На следующий год Дягилев и Астрюк привезли в Париж «Бориса Годунова» с Шаляпиным в заглавной роли. Предусмотрительный Альбер Каре поставил в «Опера-комик» «Снегурочку» Римского-Корсакова; балет парижской Оперы пригласил из Санкт-Петербурга Матильду Кшесинскую станцевать «Коппелию». Почувствовав, что Париж пресыщается русской культурой, Астрюк, всегда стремившийся быть впереди, порвал с Дягилевым. В любом случае союз между ними был маловероятен. Астрюк обладал психологией бухгалтера и ветхозаветными взглядами на мораль; Дягилев тратил чужие деньги и спал с танцорами.
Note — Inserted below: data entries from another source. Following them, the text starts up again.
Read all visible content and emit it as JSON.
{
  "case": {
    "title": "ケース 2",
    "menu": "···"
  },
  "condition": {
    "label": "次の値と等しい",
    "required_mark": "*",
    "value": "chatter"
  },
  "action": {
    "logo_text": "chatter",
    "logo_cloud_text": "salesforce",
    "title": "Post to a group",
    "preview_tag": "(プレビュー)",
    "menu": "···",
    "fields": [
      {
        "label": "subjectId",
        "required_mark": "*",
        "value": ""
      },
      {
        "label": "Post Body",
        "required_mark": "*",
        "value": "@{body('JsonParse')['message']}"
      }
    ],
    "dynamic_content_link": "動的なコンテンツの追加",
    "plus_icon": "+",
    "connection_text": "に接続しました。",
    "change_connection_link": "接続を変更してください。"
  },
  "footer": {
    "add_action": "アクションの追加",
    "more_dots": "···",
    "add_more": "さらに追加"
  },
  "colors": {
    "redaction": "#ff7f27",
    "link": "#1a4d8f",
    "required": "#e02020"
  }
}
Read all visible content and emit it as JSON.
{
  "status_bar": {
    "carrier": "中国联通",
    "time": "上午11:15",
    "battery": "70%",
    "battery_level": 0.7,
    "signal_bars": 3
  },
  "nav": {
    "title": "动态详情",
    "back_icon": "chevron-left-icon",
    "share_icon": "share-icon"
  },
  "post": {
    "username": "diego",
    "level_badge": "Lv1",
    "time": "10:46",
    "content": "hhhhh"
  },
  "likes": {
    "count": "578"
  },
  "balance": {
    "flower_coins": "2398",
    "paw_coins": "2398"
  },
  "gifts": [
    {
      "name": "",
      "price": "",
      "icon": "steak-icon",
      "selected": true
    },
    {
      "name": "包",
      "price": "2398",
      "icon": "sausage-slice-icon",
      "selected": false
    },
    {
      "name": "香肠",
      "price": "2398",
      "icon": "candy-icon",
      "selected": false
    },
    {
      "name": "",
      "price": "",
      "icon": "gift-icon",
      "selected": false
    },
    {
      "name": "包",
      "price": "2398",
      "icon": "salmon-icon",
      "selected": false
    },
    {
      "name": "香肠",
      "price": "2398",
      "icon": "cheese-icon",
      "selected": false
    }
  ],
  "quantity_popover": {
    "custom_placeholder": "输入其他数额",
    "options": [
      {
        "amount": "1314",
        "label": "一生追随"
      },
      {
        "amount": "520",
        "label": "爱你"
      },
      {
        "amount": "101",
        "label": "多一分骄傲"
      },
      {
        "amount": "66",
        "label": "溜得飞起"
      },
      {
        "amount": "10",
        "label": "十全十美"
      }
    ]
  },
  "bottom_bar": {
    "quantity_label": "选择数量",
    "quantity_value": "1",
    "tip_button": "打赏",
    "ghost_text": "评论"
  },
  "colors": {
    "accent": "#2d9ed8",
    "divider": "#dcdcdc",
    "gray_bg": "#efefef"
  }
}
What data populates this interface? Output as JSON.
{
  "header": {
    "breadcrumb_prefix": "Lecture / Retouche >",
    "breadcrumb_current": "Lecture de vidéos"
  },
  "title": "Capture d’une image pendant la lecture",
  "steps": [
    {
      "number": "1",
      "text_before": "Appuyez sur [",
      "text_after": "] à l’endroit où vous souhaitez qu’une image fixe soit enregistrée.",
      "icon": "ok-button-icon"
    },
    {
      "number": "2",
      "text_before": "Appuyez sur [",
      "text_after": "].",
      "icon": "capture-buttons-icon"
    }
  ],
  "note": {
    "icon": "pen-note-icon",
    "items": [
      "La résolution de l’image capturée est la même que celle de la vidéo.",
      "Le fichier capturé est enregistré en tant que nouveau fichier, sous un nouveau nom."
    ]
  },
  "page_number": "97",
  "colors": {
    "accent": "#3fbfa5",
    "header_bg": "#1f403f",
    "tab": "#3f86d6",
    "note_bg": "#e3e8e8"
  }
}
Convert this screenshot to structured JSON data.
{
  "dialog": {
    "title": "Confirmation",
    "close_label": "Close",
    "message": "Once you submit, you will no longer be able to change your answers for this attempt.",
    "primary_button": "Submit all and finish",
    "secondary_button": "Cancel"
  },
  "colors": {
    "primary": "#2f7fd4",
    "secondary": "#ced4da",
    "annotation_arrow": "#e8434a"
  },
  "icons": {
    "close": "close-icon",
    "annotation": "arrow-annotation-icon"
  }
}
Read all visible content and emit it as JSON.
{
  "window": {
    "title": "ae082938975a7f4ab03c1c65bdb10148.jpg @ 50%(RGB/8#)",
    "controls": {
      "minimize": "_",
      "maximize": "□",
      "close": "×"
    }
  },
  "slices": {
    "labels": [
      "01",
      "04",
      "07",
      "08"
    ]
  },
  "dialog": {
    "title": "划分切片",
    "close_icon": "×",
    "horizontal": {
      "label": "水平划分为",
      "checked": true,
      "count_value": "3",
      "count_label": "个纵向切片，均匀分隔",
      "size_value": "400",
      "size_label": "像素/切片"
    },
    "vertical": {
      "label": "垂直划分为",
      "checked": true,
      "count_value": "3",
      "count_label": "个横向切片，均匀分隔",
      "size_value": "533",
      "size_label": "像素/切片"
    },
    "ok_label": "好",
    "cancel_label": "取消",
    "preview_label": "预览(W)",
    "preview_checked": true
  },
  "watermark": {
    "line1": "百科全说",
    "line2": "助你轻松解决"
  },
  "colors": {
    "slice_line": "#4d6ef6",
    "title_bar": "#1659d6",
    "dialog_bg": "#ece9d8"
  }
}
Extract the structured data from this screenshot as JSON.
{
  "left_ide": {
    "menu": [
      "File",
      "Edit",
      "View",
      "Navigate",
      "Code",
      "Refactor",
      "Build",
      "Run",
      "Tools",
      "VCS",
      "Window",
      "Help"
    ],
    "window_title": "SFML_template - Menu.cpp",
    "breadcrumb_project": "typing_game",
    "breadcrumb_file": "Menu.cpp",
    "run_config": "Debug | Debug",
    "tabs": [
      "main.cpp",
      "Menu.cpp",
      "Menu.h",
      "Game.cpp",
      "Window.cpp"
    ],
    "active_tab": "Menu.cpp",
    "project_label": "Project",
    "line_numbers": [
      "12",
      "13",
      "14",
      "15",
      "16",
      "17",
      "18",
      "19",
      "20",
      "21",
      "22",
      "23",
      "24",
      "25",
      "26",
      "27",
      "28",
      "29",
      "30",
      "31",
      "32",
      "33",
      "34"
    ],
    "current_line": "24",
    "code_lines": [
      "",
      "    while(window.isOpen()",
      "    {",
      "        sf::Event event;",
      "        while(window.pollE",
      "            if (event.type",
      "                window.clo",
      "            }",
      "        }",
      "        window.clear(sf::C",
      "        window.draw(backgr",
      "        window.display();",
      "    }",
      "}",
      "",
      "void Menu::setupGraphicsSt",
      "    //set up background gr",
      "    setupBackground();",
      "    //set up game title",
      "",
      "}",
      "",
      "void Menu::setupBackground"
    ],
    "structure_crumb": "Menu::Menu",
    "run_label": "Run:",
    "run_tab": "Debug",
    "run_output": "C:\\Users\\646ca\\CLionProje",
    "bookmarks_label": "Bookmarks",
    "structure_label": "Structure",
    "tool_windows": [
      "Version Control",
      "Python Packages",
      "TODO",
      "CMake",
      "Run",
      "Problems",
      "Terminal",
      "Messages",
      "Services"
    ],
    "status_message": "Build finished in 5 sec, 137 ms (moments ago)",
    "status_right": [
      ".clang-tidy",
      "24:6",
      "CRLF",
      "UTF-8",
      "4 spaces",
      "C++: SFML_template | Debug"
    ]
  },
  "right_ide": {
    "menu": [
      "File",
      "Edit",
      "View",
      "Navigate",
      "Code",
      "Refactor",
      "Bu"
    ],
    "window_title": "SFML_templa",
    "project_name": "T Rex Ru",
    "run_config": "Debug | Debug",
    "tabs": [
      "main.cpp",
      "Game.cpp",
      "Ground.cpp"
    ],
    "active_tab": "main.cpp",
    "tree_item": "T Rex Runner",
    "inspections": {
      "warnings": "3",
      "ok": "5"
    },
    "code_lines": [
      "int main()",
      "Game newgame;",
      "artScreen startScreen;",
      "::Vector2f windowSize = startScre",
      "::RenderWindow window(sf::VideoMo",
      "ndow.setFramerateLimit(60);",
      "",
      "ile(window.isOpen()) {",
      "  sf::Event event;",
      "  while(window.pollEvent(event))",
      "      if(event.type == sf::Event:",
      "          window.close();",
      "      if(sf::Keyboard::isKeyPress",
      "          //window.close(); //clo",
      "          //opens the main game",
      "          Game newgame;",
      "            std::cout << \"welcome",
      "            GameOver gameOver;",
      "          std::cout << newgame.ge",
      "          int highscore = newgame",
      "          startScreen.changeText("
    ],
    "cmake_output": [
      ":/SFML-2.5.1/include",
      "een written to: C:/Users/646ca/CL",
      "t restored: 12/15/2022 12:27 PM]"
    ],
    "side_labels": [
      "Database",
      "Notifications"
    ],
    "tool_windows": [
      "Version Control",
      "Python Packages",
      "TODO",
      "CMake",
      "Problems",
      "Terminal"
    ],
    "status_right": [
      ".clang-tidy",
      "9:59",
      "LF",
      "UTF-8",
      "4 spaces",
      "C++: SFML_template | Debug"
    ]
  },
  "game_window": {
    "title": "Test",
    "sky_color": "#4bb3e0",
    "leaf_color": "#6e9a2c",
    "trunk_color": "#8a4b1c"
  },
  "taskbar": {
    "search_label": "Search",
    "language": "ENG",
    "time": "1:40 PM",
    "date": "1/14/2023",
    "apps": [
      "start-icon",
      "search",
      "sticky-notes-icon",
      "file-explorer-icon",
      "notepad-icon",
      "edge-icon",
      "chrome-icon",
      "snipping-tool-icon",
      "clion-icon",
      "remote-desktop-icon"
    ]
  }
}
Единственным, что их объединяло, была страсть к новизне.
Услышав о том, что Астрюк ведет переговоры с Метрополитен об организации первого заокеанского турне, Дягилев, не терпевший, чтобы что-то интересное происходило без его участия, примчался в Париж с самой смелой из всех своих идей — сезонами русского балета, которые представляли бы лучшие образцы новой музыки, хореографии и сценографии как из России, так и из Франции. Астрюку мысль понравилась. Он согласился снять помещения и взять в свои руки организацию, рекламу и продажу билетов за два с половиной процента от сборов; обычно он получал в два раза больше, но теперь понимал, что финансовый риск целиком ложится на Дягилева. В случае необходимости Астрюку пришлось бы собирать дополнительные средства, но проведенная им кампания в прессе оказалась настолько эффективной, что пришлось назначать дополнительные спектакли, чтобы удовлетворить бешеный спрос публики. Создавалось впечатление, что оба импресарио сумели ухватить самую суть эпохи.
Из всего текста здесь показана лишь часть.